El riesgo de las imágenes de la tortura es la construcción de aquel relato político que las cerca a una situación aislada: decir que los cinco o seis policías torturadores son “delincuentes uniformados” es evitar la responsabilidad política por la tortura, pues si ésta existe es porque el poder político y judicial, aunque más no sea, lo tolera. Quizás el mismo relato se intentó construir con los crímenes de lesa humanidad de la última dictadura. No fueron perpetrados por delincuentes vestidos de militares, policías u obispos sino como parte de un plan sistemático. Las torturas y abusos policiales también responden a una práctica extendida de la policía y de algunos policías que parece que no puede investigar un delito sin apelar a los interrogatorios ilegales y a la tortura como forma de confesión, u otorgar mayor seguridad sin recurrir a las detenciones masivas.

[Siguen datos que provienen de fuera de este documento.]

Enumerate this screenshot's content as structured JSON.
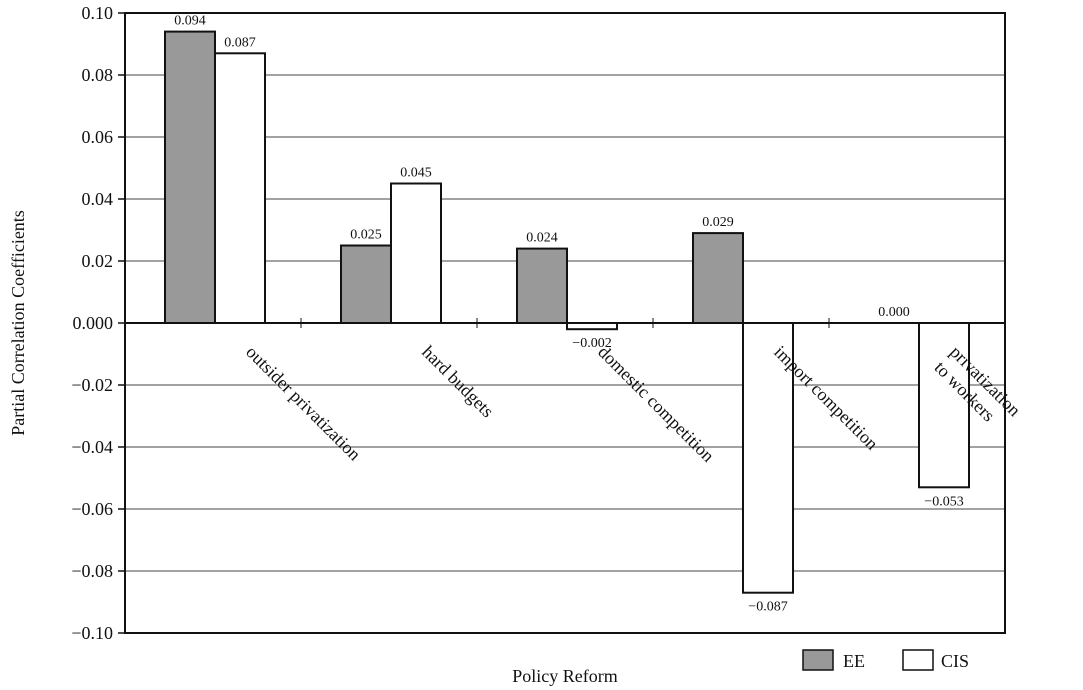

Las imágenes de la tortura no sólo deben espectacularizar la situación sino que, además, deben comprometernos a todos como ciudadanos, pues la construcción de una cultura basada en los derechos humanos es una responsabilidad de todos. Desde el momento en que observamos las imágenes ya nadie puede mirar para otro lado. Todo ciudadano ahora tiene la obligación de actuar para vivir en una sociedad más civilizada y ello implica una sociedad en la cual los organismos del Estado nos cuiden a todas y todos.
Una policía que actúe dentro de los parámetros de una seguridad democrática no es sólo un problema del Estado, pues es el propio Estado el problema. Una policía democrática es un problema de todos los sujetos de derecho o, por lo menos, de todas aquellas personas que quieren seguir siendo sujeto de derechos y no privadas de su condición de tal con una policía que las cosifica en la tortura.